It is a scientifically established fact that there is a direct correlation between the length of time a person is single and the intensity of hell they are given about their single status by people they know and/or have just met, who assume that that person’s (lack of) love life is naturally their business.
Some people actively refuse to accept or acknowledge the rights and freedoms of the Single Person (SP) to choose or refuse pair-bonding, and passionately believe that all people should be pair-bonded pretty much while their still in utero. Opponents of the Single Status (OSS) will vehemently reject all of SP’s protestations of happiness and proceed with pitiful match-making attempts (with an increasing number of broken people, or anyone the SP has had any type of interaction with – postman/barista/drunk person who threw up on them on the bus), and not see how they’re behaviour is frustrating.
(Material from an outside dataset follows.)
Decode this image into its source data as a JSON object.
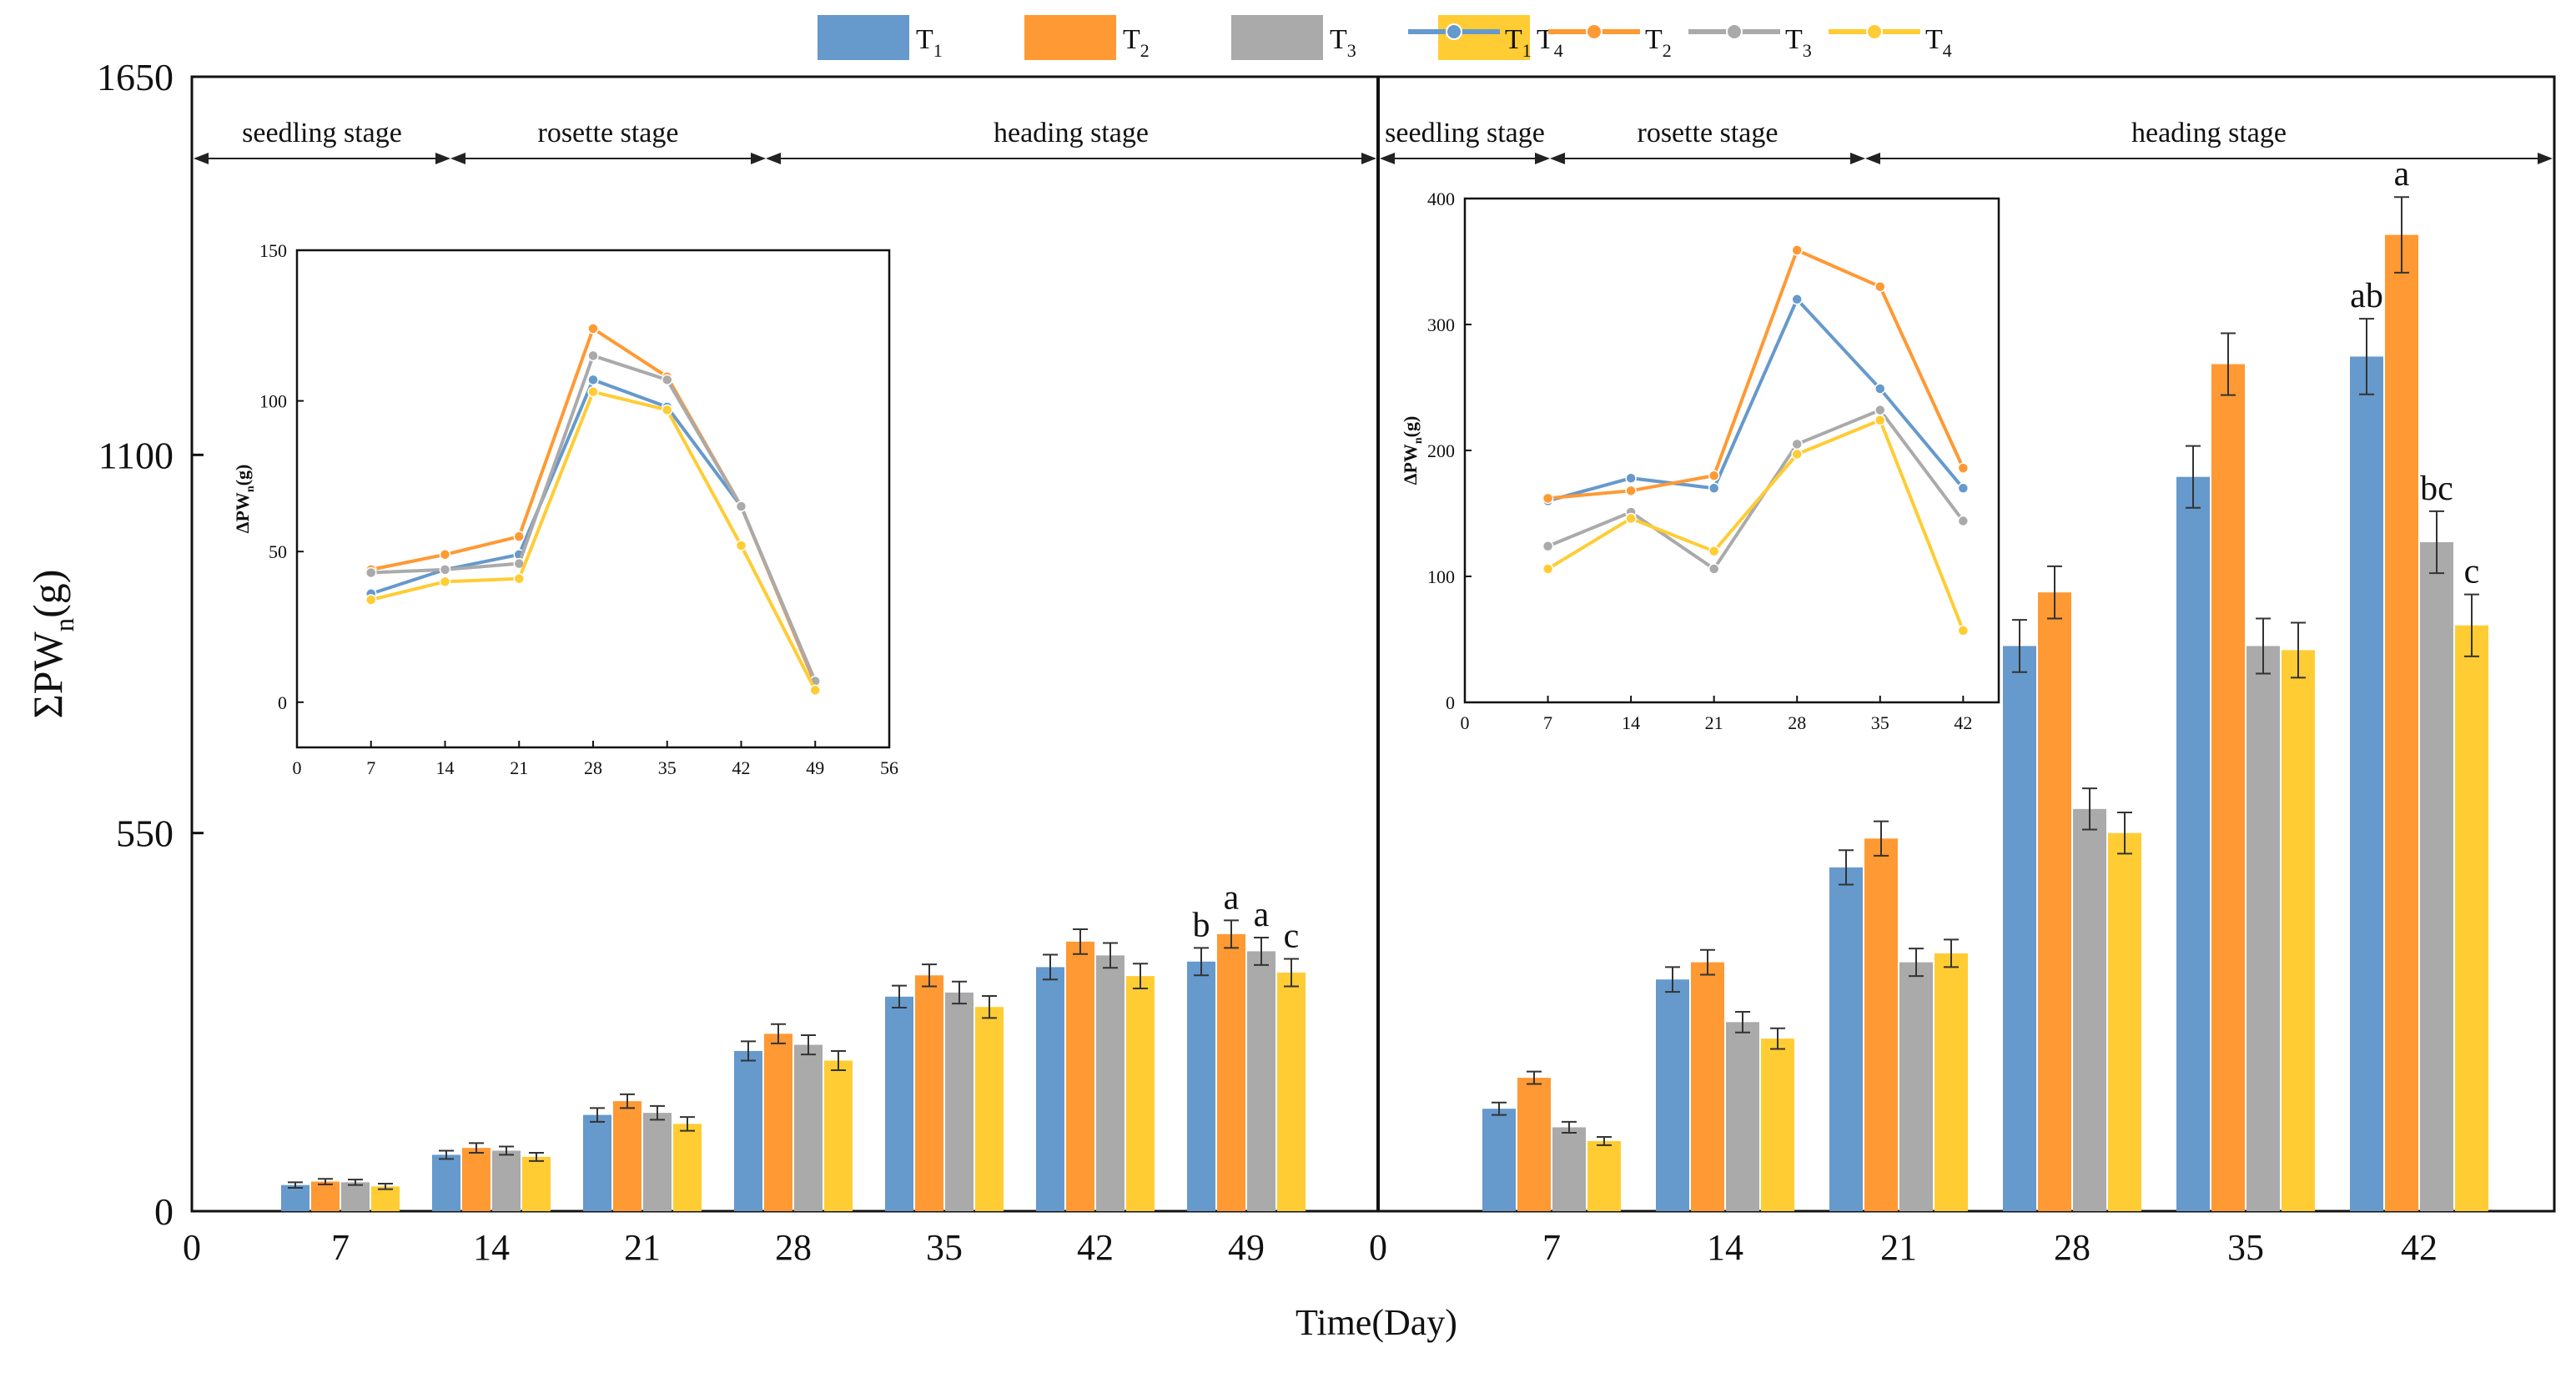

This is because it is believed that Single People either:
- Secretly desperately want to be in a relationship, or
- Passionately wish to protect their single status at all costs – even if it means staying single to spite people, or
- Both a and b, when truthfully a lot of single people
- Have relatively few fecks to give regarding the matter (save for one or two noticeable occasions – as in any official gathering of two or more related people/friends – weddings, barbecues or etcetera where the single person’s gravitational pull will increase exponentially causing all loved ones at said gathering to gravitate towards them, equipped with curious gazes, inappropriate questions, comments and/or suggestions, and nowhere near enough wine to quell the murderous rage building within the very depths of SP’s soul).
At this point, the entire gathering descends into an irritating Q&A session usually involving variations of the following questions:
Q: Are you just trying to find yourself before you commit?
A: (Bitch please! I know exactly who I am so…no).
Q: But what about marriage and babies?
A: (What about marriage and babies?)
Q: Well, why aren’t you putting yourself out there more?
A: (Whore myself out, you mean?)
Q: Enjoy it, you know when you’re in a relationship/married you’ll wish you were single?
A: (So you spend your days wishing you were single? I’m good thanks).
Q: Should I set you up with someone?
A: (The friend of a friend who just got out of prison / a bad marriage / rehab? No, thank you).
At this point most Single People will mentally explore their options: of which there are several. But the three most likely to be deployed are:
- Bite their tongue as much as possible and maintain a polite smile while cornered by (OSS): SP will remind themselves they are fecking awesome, enjoying life, and not willing to settle just because other people feel they should. SP will remind themselves that the OSS are attempting to make polite conversation, and in their own intrusive way showing they care. SP will also remind themselves that in a few hours they will be back in the safety of their home away from the OSS, or failing that appropriately inebriated (or both) and not in the least bit bothered/aware of the interrogating.
- Politely tell the OSS to mind their damn business: Self Explanatory. Best used in the early stages of singledom.
- Remove the word ‘politely’ from point 2: Go H.A.M on the gathered OSS, inviting them to kiss their…OSS…
…Thus ensuring all future gatherings will take place with minimum eye contact and maximum peace… or as is more likely their ever increasing conviction that despite your protestations, outward projections of happiness, flourishing career or what have you, you’re secretly dying inside, and it is their duty to save you. Sigh.